A: It's third-party products. Since 2005 we've done over $1.3 billion in top line and made $350 million of operating income from selling hotel rooms, rental cars and things of that nature. So we want to enhance that.

Q: Along those lines, Allegiant is now building its own hotel, Sunseeker, in Port Charlotte, Fla. Tell me how this will mesh with the airline.

A: It meshes perfectly. We're carrying 8 million people in and out of Florida now. The hotel location is 15 minutes from Punta Gorda, which is going to be approaching 2 million passengers per year in and out. We're one of the two airlines in the world that have our own reservation system; we don't go through a third party. So now we can start packaging things to a greater degree with our own product.

Q: You were the focus of a highly critical story on "60 Minutes" in April 2018, much of it related to the safety of your MD-80 aircraft. Since then you've completed the retirement program of those aircraft, replacing them with Airbus. Is there any lingering public perception impact from that story?

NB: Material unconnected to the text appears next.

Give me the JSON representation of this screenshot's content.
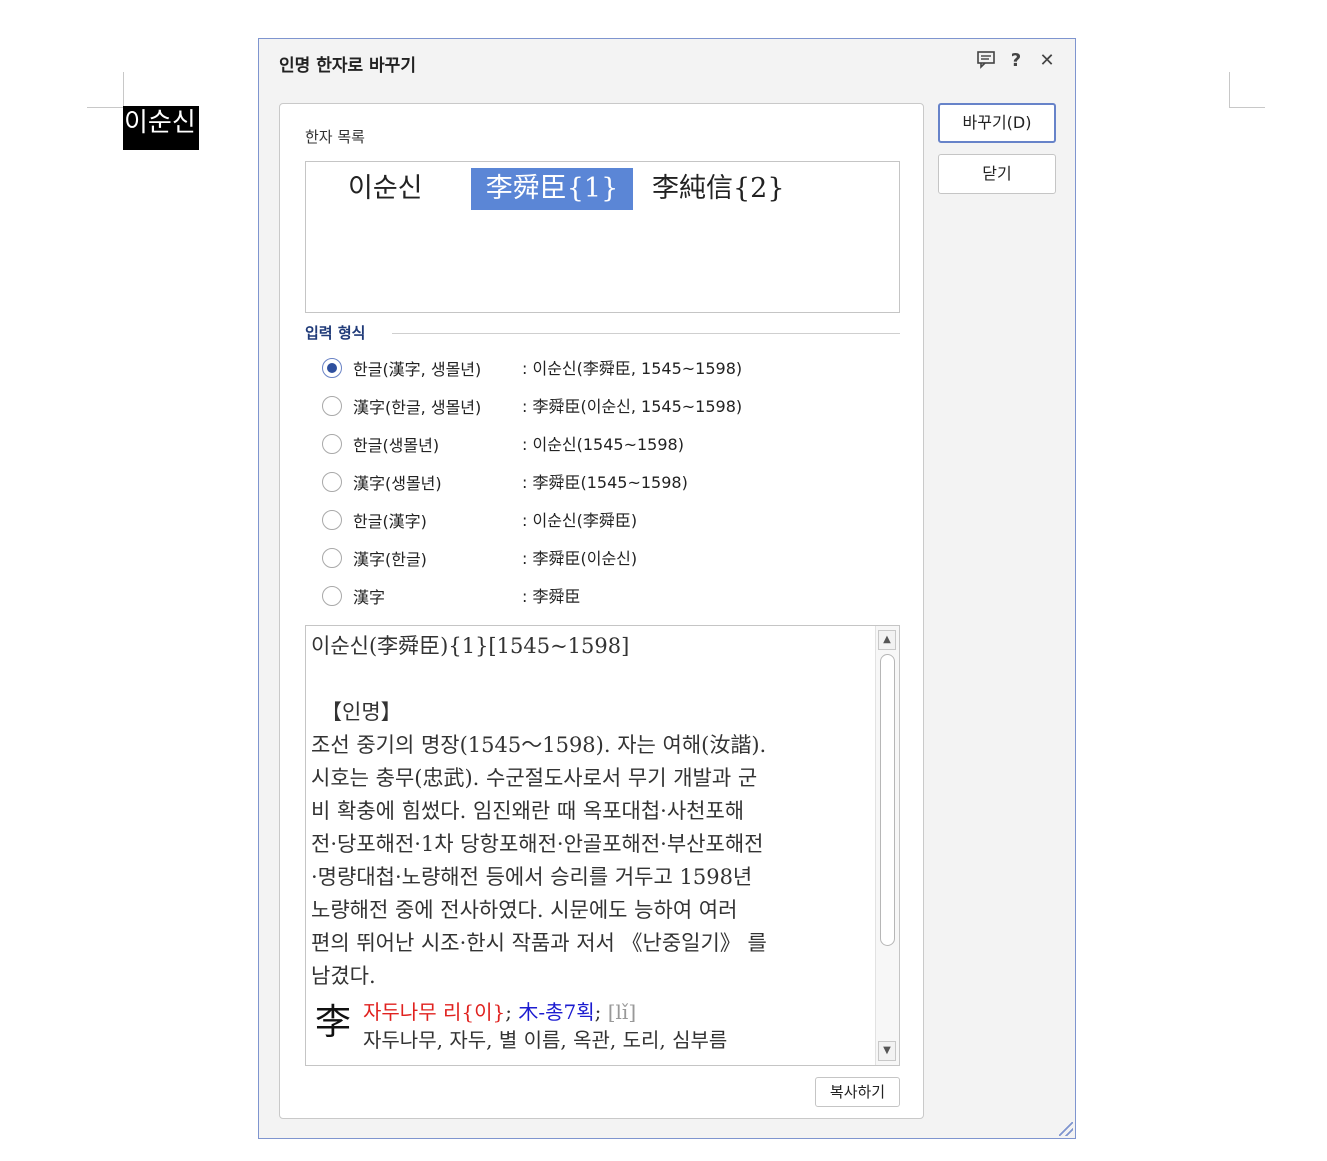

A: Not that we can tell. That was a hit piece. They never came to us wanting to know the facts. They made the facts fit the story, and that's what they wanted, in our opinion.

Q: You've reduced your cancellation rate substantially in the past two years. How have you accomplished that?

A: One, the Airbus is a more reliable airplane. Second, we put an emphasis on maintenance reliability through management changes and approaches. Not to say we were unreliable before, but we're just much more reliable now.

Q: What's your growth arc as you look forward?

A: We've told the Street [financial website] we want to grow 10% a year. We're going to do that for the foreseeable future. And we've got lots of markets out there that we think fit with our service pattern.